When asked why it had taken roughly four years for the dispensary to get this far in the process to begin marijuana sales, Phil Silverman, an attorney representing the company, cited a mixture of the state’s slow approval process, caution in seeing how the local cannabis market would fare and ownership changes.

By the end of 2018, CannaTech’s two local founders announced they had sold their stake in the company to Canada-based MPX Bioceuticals, which sold the company again in 2019. Last November, iAnthus Capital Holdings acquired the facility.

“It’s been a slow, long haul,” said Silverman. “I can’t speak to the prior operator other than to say when these gentlemen came in, they went up and at it and they are really ready.”

Though much of the project’s construction was nearing completion in 2018, Andy Plant, the dispensary’s director of security, said work still had to be done to ready both buildings for opening.

“We evaluated all their existing security systems. We evaluated all their technology, which had to be consistent with what we’re using elsewhere,” he said.

According to Silverman, his clients are working with city officials to negotiate a host community agreement, the document that outlines the various financial payments and impact fees the company will make to the city once its facilities are operational.
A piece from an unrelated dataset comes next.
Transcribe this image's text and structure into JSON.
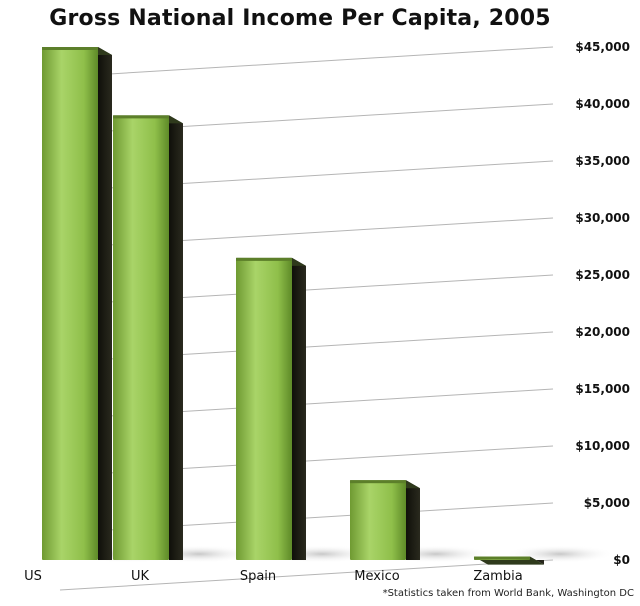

In the four years since CannaTech and Health For Life officially set their sights on Fall River, the local cannabis industry has steadily advanced. Two dispensaries that received letters of non-opposition after CannaTech – Northeast Alternatives and Hope Heal Health – have opened for recreational and medical sales. A third, Nature’s Medicine, has opened for medical sales and has received a provisional license for recreational cannabis sales.
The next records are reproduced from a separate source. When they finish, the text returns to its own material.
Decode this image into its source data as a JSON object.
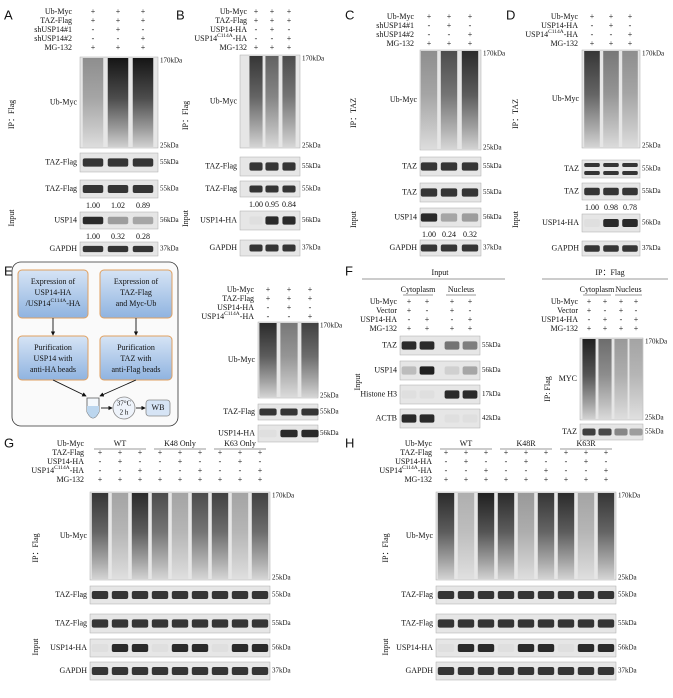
{
  "panels": [
    {
      "label": "A",
      "conditions": [
        {
          "name": [
            "Ub-Myc"
          ],
          "signs": [
            "+",
            "+",
            "+"
          ]
        },
        {
          "name": [
            "TAZ-Flag"
          ],
          "signs": [
            "+",
            "+",
            "+"
          ]
        },
        {
          "name": [
            "shUSP14#1"
          ],
          "signs": [
            "-",
            "+",
            "-"
          ]
        },
        {
          "name": [
            "shUSP14#2"
          ],
          "signs": [
            "-",
            "-",
            "+"
          ]
        },
        {
          "name": [
            "MG-132"
          ],
          "signs": [
            "+",
            "+",
            "+"
          ]
        }
      ],
      "ip": {
        "label": "IP：Flag",
        "blots": [
          {
            "name": "Ub-Myc",
            "markers": [
              "170kDa",
              "25kDa"
            ]
          },
          {
            "name": "TAZ-Flag",
            "markers": [
              "55kDa"
            ]
          }
        ]
      },
      "input": {
        "label": "Input",
        "blots": [
          {
            "name": "TAZ-Flag",
            "markers": [
              "55kDa"
            ],
            "quant": [
              "1.00",
              "1.02",
              "0.89"
            ]
          },
          {
            "name": "USP14",
            "markers": [
              "56kDa"
            ],
            "quant": [
              "1.00",
              "0.32",
              "0.28"
            ]
          },
          {
            "name": "GAPDH",
            "markers": [
              "37kDa"
            ]
          }
        ]
      }
    },
    {
      "label": "B",
      "conditions": [
        {
          "name": [
            "Ub-Myc"
          ],
          "signs": [
            "+",
            "+",
            "+"
          ]
        },
        {
          "name": [
            "TAZ-Flag"
          ],
          "signs": [
            "+",
            "+",
            "+"
          ]
        },
        {
          "name": [
            "USP14-HA"
          ],
          "signs": [
            "-",
            "+",
            "-"
          ]
        },
        {
          "name": [
            "USP14",
            "C114A",
            "-HA"
          ],
          "signs": [
            "-",
            "-",
            "+"
          ]
        },
        {
          "name": [
            "MG-132"
          ],
          "signs": [
            "+",
            "+",
            "+"
          ]
        }
      ],
      "ip": {
        "label": "IP：Flag",
        "blots": [
          {
            "name": "Ub-Myc",
            "markers": [
              "170kDa",
              "25kDa"
            ]
          },
          {
            "name": "TAZ-Flag",
            "markers": [
              "55kDa"
            ]
          }
        ]
      },
      "input": {
        "label": "Input",
        "blots": [
          {
            "name": "TAZ-Flag",
            "markers": [
              "55kDa"
            ],
            "quant": [
              "1.00",
              "0.95",
              "0.84"
            ]
          },
          {
            "name": "USP14-HA",
            "markers": [
              "56kDa"
            ]
          },
          {
            "name": "GAPDH",
            "markers": [
              "37kDa"
            ]
          }
        ]
      }
    },
    {
      "label": "C",
      "conditions": [
        {
          "name": [
            "Ub-Myc"
          ],
          "signs": [
            "+",
            "+",
            "+"
          ]
        },
        {
          "name": [
            "shUSP14#1"
          ],
          "signs": [
            "-",
            "+",
            "-"
          ]
        },
        {
          "name": [
            "shUSP14#2"
          ],
          "signs": [
            "-",
            "-",
            "+"
          ]
        },
        {
          "name": [
            "MG-132"
          ],
          "signs": [
            "+",
            "+",
            "+"
          ]
        }
      ],
      "ip": {
        "label": "IP：TAZ",
        "blots": [
          {
            "name": "Ub-Myc",
            "markers": [
              "170kDa",
              "25kDa"
            ]
          },
          {
            "name": "TAZ",
            "markers": [
              "55kDa"
            ]
          }
        ]
      },
      "input": {
        "label": "Input",
        "blots": [
          {
            "name": "TAZ",
            "markers": [
              "55kDa"
            ]
          },
          {
            "name": "USP14",
            "markers": [
              "56kDa"
            ],
            "quant": [
              "1.00",
              "0.24",
              "0.32"
            ]
          },
          {
            "name": "GAPDH",
            "markers": [
              "37kDa"
            ]
          }
        ]
      }
    },
    {
      "label": "D",
      "conditions": [
        {
          "name": [
            "Ub-Myc"
          ],
          "signs": [
            "+",
            "+",
            "+"
          ]
        },
        {
          "name": [
            "USP14-HA"
          ],
          "signs": [
            "-",
            "+",
            "-"
          ]
        },
        {
          "name": [
            "USP14",
            "C114A",
            "-HA"
          ],
          "signs": [
            "-",
            "-",
            "+"
          ]
        },
        {
          "name": [
            "MG-132"
          ],
          "signs": [
            "+",
            "+",
            "+"
          ]
        }
      ],
      "ip": {
        "label": "IP：TAZ",
        "blots": [
          {
            "name": "Ub-Myc",
            "markers": [
              "170kDa",
              "25kDa"
            ]
          },
          {
            "name": "TAZ",
            "markers": [
              "55kDa"
            ]
          }
        ]
      },
      "input": {
        "label": "Input",
        "blots": [
          {
            "name": "TAZ",
            "markers": [
              "55kDa"
            ],
            "quant": [
              "1.00",
              "0.98",
              "0.78"
            ]
          },
          {
            "name": "USP14-HA",
            "markers": [
              "56kDa"
            ]
          },
          {
            "name": "GAPDH",
            "markers": [
              "37kDa"
            ]
          }
        ]
      }
    },
    {
      "label": "E",
      "conditions": [
        {
          "name": [
            "Ub-Myc"
          ],
          "signs": [
            "+",
            "+",
            "+"
          ]
        },
        {
          "name": [
            "TAZ-Flag"
          ],
          "signs": [
            "+",
            "+",
            "+"
          ]
        },
        {
          "name": [
            "USP14-HA"
          ],
          "signs": [
            "-",
            "+",
            "-"
          ]
        },
        {
          "name": [
            "USP14",
            "C114A",
            "-HA"
          ],
          "signs": [
            "-",
            "-",
            "+"
          ]
        }
      ],
      "blots": [
        {
          "name": "Ub-Myc",
          "markers": [
            "170kDa",
            "25kDa"
          ]
        },
        {
          "name": "TAZ-Flag",
          "markers": [
            "55kDa"
          ]
        },
        {
          "name": "USP14-HA",
          "markers": [
            "56kDa"
          ]
        }
      ]
    },
    {
      "label": "F",
      "header": "Input",
      "groups": [
        "Cytoplasm",
        "Nucleus"
      ],
      "conditions": [
        {
          "name": [
            "Ub-Myc"
          ],
          "signs": [
            "+",
            "+",
            "+",
            "+"
          ]
        },
        {
          "name": [
            "Vector"
          ],
          "signs": [
            "+",
            "-",
            "+",
            "-"
          ]
        },
        {
          "name": [
            "USP14-HA"
          ],
          "signs": [
            "-",
            "+",
            "-",
            "+"
          ]
        },
        {
          "name": [
            "MG-132"
          ],
          "signs": [
            "+",
            "+",
            "+",
            "+"
          ]
        }
      ],
      "input": {
        "label": "Input",
        "blots": [
          {
            "name": "TAZ",
            "markers": [
              "55kDa"
            ]
          },
          {
            "name": "USP14",
            "markers": [
              "56kDa"
            ]
          },
          {
            "name": "Histone H3",
            "markers": [
              "17kDa"
            ]
          },
          {
            "name": "ACTB",
            "markers": [
              "42kDa"
            ]
          }
        ]
      }
    },
    {
      "header": "IP：Flag",
      "groups": [
        "Cytoplasm",
        "Nucleus"
      ],
      "conditions": [
        {
          "name": [
            "Ub-Myc"
          ],
          "signs": [
            "+",
            "+",
            "+",
            "+"
          ]
        },
        {
          "name": [
            "Vector"
          ],
          "signs": [
            "+",
            "-",
            "+",
            "-"
          ]
        },
        {
          "name": [
            "USP14-HA"
          ],
          "signs": [
            "-",
            "+",
            "-",
            "+"
          ]
        },
        {
          "name": [
            "MG-132"
          ],
          "signs": [
            "+",
            "+",
            "+",
            "+"
          ]
        }
      ],
      "ip": {
        "label": "IP: Flag",
        "blots": [
          {
            "name": "MYC",
            "markers": [
              "170kDa",
              "25kDa"
            ]
          },
          {
            "name": "TAZ",
            "markers": [
              "55kDa"
            ]
          }
        ]
      }
    },
    {
      "label": "G",
      "groups": [
        "WT",
        "K48 Only",
        "K63 Only"
      ],
      "conditions": [
        {
          "name": [
            "Ub-Myc"
          ],
          "signs": []
        },
        {
          "name": [
            "TAZ-Flag"
          ],
          "signs": [
            "+",
            "+",
            "+",
            "+",
            "+",
            "+",
            "+",
            "+",
            "+"
          ]
        },
        {
          "name": [
            "USP14-HA"
          ],
          "signs": [
            "-",
            "+",
            "-",
            "-",
            "+",
            "-",
            "-",
            "+",
            "-"
          ]
        },
        {
          "name": [
            "USP14",
            "C114A",
            "-HA"
          ],
          "signs": [
            "-",
            "-",
            "+",
            "-",
            "-",
            "+",
            "-",
            "-",
            "+"
          ]
        },
        {
          "name": [
            "MG-132"
          ],
          "signs": [
            "+",
            "+",
            "+",
            "+",
            "+",
            "+",
            "+",
            "+",
            "+"
          ]
        }
      ],
      "ip": {
        "label": "IP：Flag",
        "blots": [
          {
            "name": "Ub-Myc",
            "markers": [
              "170kDa",
              "25kDa"
            ]
          },
          {
            "name": "TAZ-Flag",
            "markers": [
              "55kDa"
            ]
          }
        ]
      },
      "input": {
        "label": "Input",
        "blots": [
          {
            "name": "TAZ-Flag",
            "markers": [
              "55kDa"
            ]
          },
          {
            "name": "USP14-HA",
            "markers": [
              "56kDa"
            ]
          },
          {
            "name": "GAPDH",
            "markers": [
              "37kDa"
            ]
          }
        ]
      }
    },
    {
      "label": "H",
      "groups": [
        "WT",
        "K48R",
        "K63R"
      ],
      "conditions": [
        {
          "name": [
            "Ub-Myc"
          ],
          "signs": []
        },
        {
          "name": [
            "TAZ-Flag"
          ],
          "signs": [
            "+",
            "+",
            "+",
            "+",
            "+",
            "+",
            "+",
            "+",
            "+"
          ]
        },
        {
          "name": [
            "USP14-HA"
          ],
          "signs": [
            "-",
            "+",
            "-",
            "-",
            "+",
            "-",
            "-",
            "+",
            "-"
          ]
        },
        {
          "name": [
            "USP14",
            "C114A",
            "-HA"
          ],
          "signs": [
            "-",
            "-",
            "+",
            "-",
            "-",
            "+",
            "-",
            "-",
            "+"
          ]
        },
        {
          "name": [
            "MG-132"
          ],
          "signs": [
            "+",
            "+",
            "+",
            "+",
            "+",
            "+",
            "+",
            "+",
            "+"
          ]
        }
      ],
      "ip": {
        "label": "IP：Flag",
        "blots": [
          {
            "name": "Ub-Myc",
            "markers": [
              "170kDa",
              "25kDa"
            ]
          },
          {
            "name": "TAZ-Flag",
            "markers": [
              "55kDa"
            ]
          }
        ]
      },
      "input": {
        "label": "Input",
        "blots": [
          {
            "name": "TAZ-Flag",
            "markers": [
              "55kDa"
            ]
          },
          {
            "name": "USP14-HA",
            "markers": [
              "56kDa"
            ]
          },
          {
            "name": "GAPDH",
            "markers": [
              "37kDa"
            ]
          }
        ]
      }
    }
  ],
  "diagram": {
    "steps": [
      [
        [
          "Expression of"
        ],
        [
          "USP14-HA"
        ],
        [
          "/USP14",
          "C114A",
          "-HA"
        ]
      ],
      [
        [
          "Expression of"
        ],
        [
          "TAZ-Flag"
        ],
        [
          "and Myc-Ub"
        ]
      ],
      [
        [
          "Purification"
        ],
        [
          "USP14 with"
        ],
        [
          "anti-HA beads"
        ]
      ],
      [
        [
          "Purification"
        ],
        [
          "TAZ with"
        ],
        [
          "anti-Flag beads"
        ]
      ]
    ],
    "incubation": [
      "37°C",
      "2 h"
    ],
    "readout": "WB"
  }
}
Six other planned Fall River dispensaries are in some stage of the state Cannabis Control Commission’s license approval process. As of the CCC’s most recent license status list, a license application had yet to be submitted for the Hartwell Street dispensary.

Though few city residents attended Tuesday evening’s outreach meeting, someone who addressed the dispensary’s representatives spoke in favor of the business opening soon.

Resident Rick Paradise claimed the dispensary’s previous owners did a lot of community outreach work several years ago, noting the reception was positive.

“They asked people. They went to Walgreens, they went to the Applebee’s, I think they went across the street to McDonald’s. … A lot of them were very open and responsive and positive about it,” Paradise said. “After all the negativity (with other dispensaries), you’ll probably hear a lot more people willing to come out and critique and oppose, and I just want to say it wasn’t like that before.”